1. Charles Cullen is not a party to this appeal as he failed to file a responsive pleading to the complaints consolidated in this appeal and default judgment has been entered against him. Currently, Charles Cullen is incarcerated.
2. Throughout the certified record, this name appears spelled differently; as Yoo Young Park, and You Young Park. Because the name provided to this Court is You, we shall refer to the party accordingly.
3. 42 Pa.C.S.A. § 5524.
4. The individual cases were consolidated by the trial court for discovery.
5. The trial court did not order St. Luke's to comply with Pa.R.A.P.1925.
6. The appeal in this matter has been consolidated, argued, and briefed as if a single appeal.
7. In Pastierik v. Duquesne Light Co., 526 A.2d 323, 325-326 (Pa.1987), our Supreme Court reaffirmed that the discovery rule never tolls the statute of limitations in wrongful death and survival actions. The factual circumstances of the case sub judice lend credence to the proposition that one should never say never.
8. A death certificate was issued to Appellees for Irene Krapf stating the cause of death was “asystole, end stage cardiomyopathy, coronary artery disease.” A death certificate was issued to Appellees for William Park stating the cause of death was “coronary artery disease.” A death certificate was issued to Appellees for Paul Galgon stating the cause of death was “renal failure, sepsis.” A death certificate was issued to Appellees for Samuel Spangler stating the cause of death was “cardiorespiratory failure, coronary artery disease.” And a death certificate was issued to Appellees for Daniel George with no cause of death noted.
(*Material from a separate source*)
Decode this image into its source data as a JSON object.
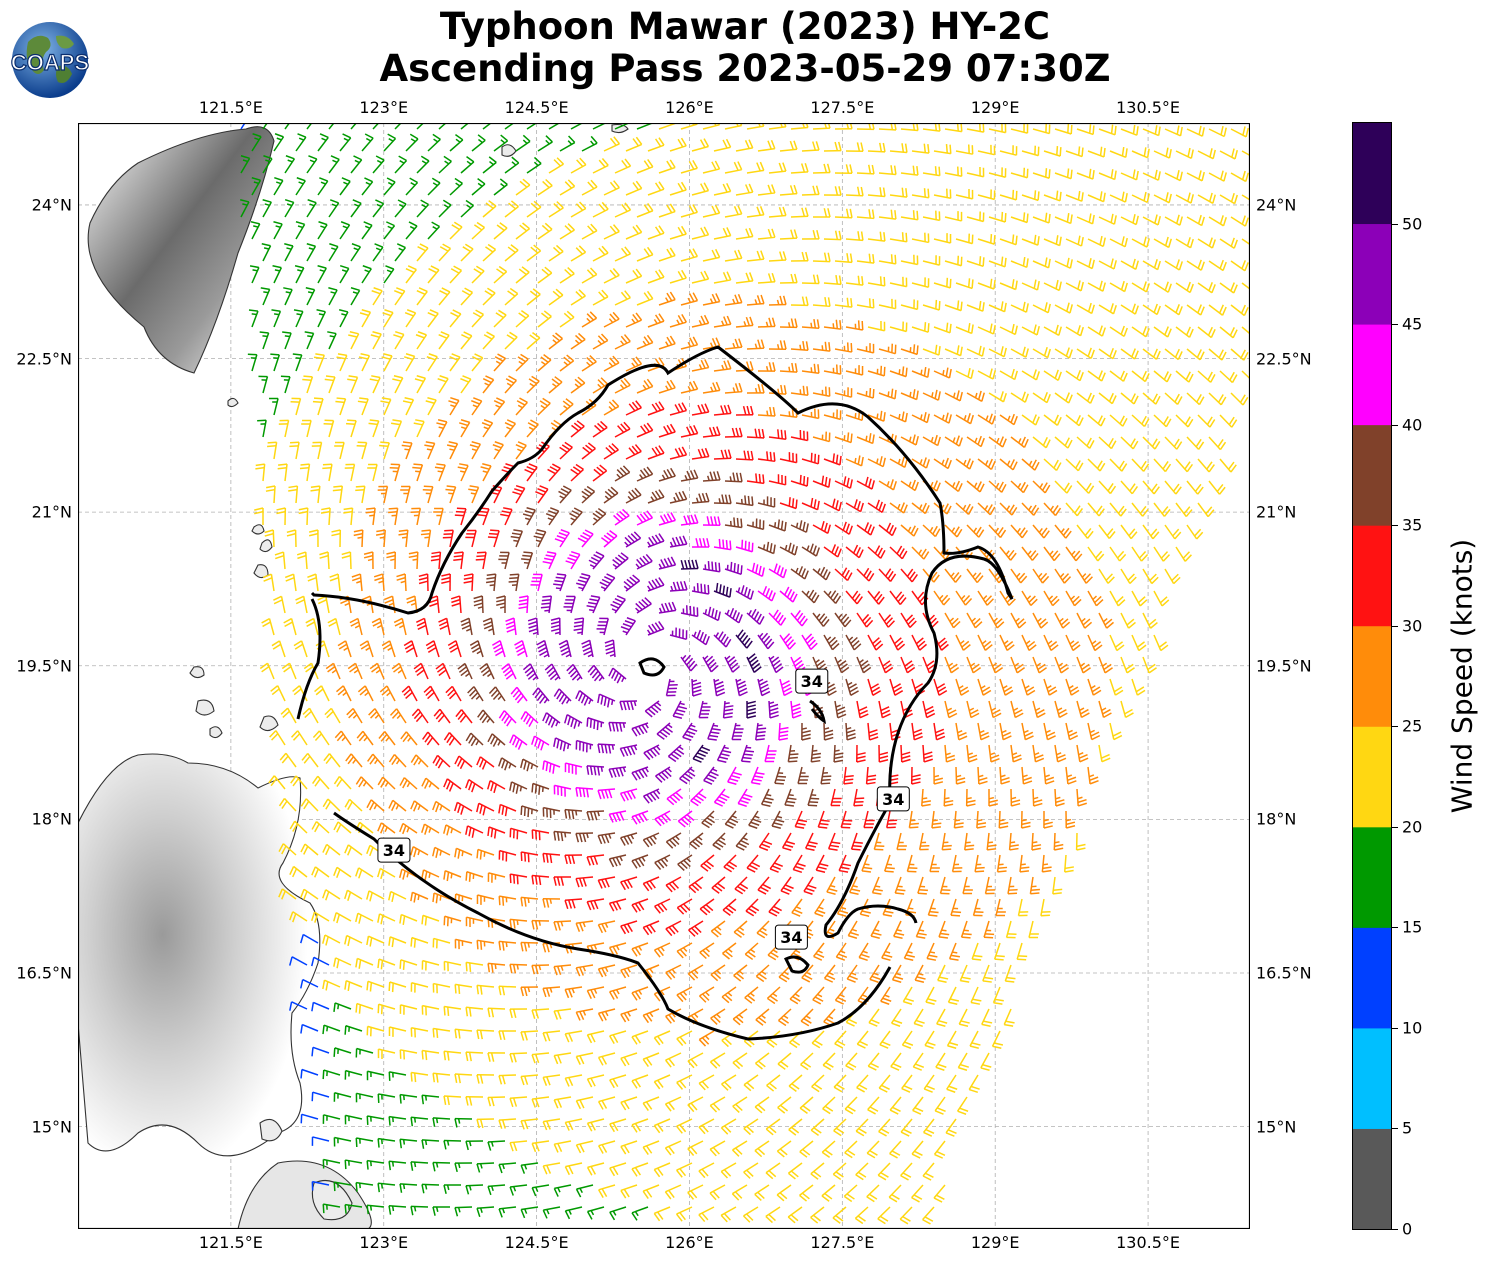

Appellees' Brief at 3-4.
9. The Medical Care Availability and Reduction of Error (MCARE) Act, 40 P.S. § 1303.101 et seq., which was enacted March 20, 2002, reformed the law on medical professional liability including providing for patient safety and reporting. MCARE requires a health care worker who reasonably believes that a serious event or incident has occurred to report the same in accordance with the patient safety plan of the medical facility immediately or as soon as reasonably practicable, but in no event later than 24 hours after the occurrence or discovery. Further, a medical facility, through an appropriate designee, shall provide written notification to a patient affected by a serious event within seven days of the occurrence or discovery. 40 P.S. § 1303.308. However, MCARE had not yet become effective when these events occurred.
10. Because we find the theory of constructive notice applicable to the facts before us, we conclude St. Luke's argument that it had no actual knowledge is without merit. Further, given our conclusion, we find it unnecessary to discuss the trial court's application of the willful blindness doctrine as argued by St. Luke's in issue number two.